A la barre, Salimata Diop, qui en était à sa troisième grossesse hors mariage, a précisé qu'elle était enceinte de l'oeuvre d'un certain Adama Lam, qui réfutera d'ailleurs à la barre avoir eu des contacts physiques avec l'accusée. Toutefois, elle a soutenu que cette grossesse n'est jamais arrivée à terme. Elle a été constante sur le fait que cette « erreur » n'était arrivée qu'à son troisième mois. Poursuivant, elle a expliqué que le jour des faits, elle a senti des douleurs au bas ventre et, profitant de la vacuité de la maison, elle est allée aux toilettes où elle s'est étalée sur une natte qu'elle avait pris le soin d'emporter avec elle. C'est une heure plus tard qu'elle a senti « l'enfant » sortir de son ventre. Elle a, par la suite, mis la « chose » dans un seau avant d'aller tranquillement l'enterrer au bord du fleuve. Mais ce qui a étonné l'avocat général, c'est le fait que cette dame qui, auparavant, a eu cinq grossesses normales, ait caché son état à son entourage et refusé de faire des visites prénatales. Il s'est demandé si le fait que son mari se trouve en France et le refus du présumé auteur de cette grossesse n'étaient pas une raison pour l'accusée de commettre son acte. Mais Salimata Diop a expliqué qu'elle tenait bien à garder son enfant si jamais il était arrivé à terme et son mari ne verrait aucun inconvénient à cela.

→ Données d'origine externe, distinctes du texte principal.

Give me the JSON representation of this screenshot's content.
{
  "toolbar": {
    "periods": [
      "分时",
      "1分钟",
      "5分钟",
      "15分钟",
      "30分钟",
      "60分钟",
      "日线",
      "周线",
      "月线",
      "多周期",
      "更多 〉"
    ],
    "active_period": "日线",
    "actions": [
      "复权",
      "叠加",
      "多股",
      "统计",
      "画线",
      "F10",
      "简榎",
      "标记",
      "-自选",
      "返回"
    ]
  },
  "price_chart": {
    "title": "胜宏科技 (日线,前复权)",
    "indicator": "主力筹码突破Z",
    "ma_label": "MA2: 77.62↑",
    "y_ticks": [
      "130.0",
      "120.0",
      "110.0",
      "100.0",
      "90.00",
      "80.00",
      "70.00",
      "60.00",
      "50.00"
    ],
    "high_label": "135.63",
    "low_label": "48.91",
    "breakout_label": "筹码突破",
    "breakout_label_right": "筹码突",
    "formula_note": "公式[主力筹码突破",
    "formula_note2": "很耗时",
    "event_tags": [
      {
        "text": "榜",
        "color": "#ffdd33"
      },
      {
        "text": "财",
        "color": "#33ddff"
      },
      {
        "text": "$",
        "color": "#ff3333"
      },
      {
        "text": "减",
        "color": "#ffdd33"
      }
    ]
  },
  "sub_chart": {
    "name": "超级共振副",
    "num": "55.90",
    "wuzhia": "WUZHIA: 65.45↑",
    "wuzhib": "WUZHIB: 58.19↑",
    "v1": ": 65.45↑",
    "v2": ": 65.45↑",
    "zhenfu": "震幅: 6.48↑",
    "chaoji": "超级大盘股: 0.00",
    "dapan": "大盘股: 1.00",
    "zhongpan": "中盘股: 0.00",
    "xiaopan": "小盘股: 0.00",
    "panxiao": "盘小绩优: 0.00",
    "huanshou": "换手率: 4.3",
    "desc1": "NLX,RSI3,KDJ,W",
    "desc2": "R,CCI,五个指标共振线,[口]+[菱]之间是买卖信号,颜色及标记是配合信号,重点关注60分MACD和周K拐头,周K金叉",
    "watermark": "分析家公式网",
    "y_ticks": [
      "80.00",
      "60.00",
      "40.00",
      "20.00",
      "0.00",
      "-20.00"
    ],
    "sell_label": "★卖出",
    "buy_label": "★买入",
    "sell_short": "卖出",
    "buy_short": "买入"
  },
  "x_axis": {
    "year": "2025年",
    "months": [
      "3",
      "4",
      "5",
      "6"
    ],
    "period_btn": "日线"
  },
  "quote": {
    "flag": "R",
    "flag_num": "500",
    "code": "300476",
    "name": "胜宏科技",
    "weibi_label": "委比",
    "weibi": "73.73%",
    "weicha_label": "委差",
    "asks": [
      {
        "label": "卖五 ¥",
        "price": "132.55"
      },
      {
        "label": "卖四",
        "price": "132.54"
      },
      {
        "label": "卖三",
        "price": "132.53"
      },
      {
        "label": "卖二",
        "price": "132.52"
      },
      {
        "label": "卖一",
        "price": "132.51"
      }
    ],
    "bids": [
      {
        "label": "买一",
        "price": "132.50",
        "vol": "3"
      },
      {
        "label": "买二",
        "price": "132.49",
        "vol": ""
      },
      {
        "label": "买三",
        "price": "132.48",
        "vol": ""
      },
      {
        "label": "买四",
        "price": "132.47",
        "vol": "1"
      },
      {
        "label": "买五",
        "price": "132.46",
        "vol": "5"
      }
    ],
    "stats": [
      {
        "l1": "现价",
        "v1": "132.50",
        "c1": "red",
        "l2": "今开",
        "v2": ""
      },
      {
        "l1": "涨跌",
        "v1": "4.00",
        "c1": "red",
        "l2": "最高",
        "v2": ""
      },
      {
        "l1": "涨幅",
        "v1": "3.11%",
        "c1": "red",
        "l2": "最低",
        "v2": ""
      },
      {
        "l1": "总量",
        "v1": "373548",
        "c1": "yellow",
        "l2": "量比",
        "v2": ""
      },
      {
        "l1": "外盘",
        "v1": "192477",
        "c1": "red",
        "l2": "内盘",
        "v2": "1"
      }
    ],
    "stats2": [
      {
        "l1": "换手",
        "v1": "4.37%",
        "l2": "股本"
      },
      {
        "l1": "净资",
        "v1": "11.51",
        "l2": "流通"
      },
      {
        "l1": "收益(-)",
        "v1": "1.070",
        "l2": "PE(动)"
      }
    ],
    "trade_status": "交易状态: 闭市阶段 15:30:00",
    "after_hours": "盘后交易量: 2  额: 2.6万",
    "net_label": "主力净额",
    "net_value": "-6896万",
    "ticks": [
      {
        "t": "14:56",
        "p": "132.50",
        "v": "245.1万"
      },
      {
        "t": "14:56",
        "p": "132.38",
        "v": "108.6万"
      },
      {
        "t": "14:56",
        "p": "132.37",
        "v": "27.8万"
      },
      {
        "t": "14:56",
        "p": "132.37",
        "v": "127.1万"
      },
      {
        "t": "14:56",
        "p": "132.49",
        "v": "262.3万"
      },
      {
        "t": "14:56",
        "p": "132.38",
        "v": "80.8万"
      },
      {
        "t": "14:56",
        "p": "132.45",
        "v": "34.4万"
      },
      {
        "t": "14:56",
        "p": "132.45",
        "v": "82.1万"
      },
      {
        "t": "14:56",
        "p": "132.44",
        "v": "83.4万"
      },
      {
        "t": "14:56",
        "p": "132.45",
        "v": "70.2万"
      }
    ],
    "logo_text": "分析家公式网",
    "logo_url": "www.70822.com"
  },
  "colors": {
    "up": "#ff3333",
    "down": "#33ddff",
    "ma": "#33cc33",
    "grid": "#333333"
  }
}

Le représentant du ministère public a trouvé louche qu'elle n'ait pas pris le soin d'aller dans une structure médicale. Mais, malgré toutes les contradictions qu'il a relevées dans les déclarations de l'accusée, il a reconnu sa constance, car Salimata Diop, du début à la fin, a soutenu que l'enfant n'était pas en vie. Il a reconnu la carence du dossier. Pour l'avocat général, plusieurs éléments permettent d'accréditer la thèse de l'infanticide. Car, a-t-il estimé, l'accusée n'est pas novice en la matière, mais aussi n'a pas voulu que l'on sache qu'elle était en état de grossesse, en atteste son refus d'effectuer des visites prénatales.

Pour l'infanticide, l'avocat général s'en est remis à la sagesse de la cour. S'agissant de la violation des lois sur les inhumations, il a requis six mois d'emprisonnement ferme.

De son côté, l'avocat de la défense a demandé l'acquittement de sa cliente. Selon Me Mamadou Ciré Bâ, on ne peut pas poursuivre Salimata Diop du délit d'infanticide parce qu'il n'y a pas de preuve qui permette d'aller dans le sens d'une condamnation.

La cour a finalement acquitté Salimata Diop pour le chef d'infanticide, mais l'a condamnée à deux mois d'emprisonnement ferme pour la violation des lois sur les inhumations.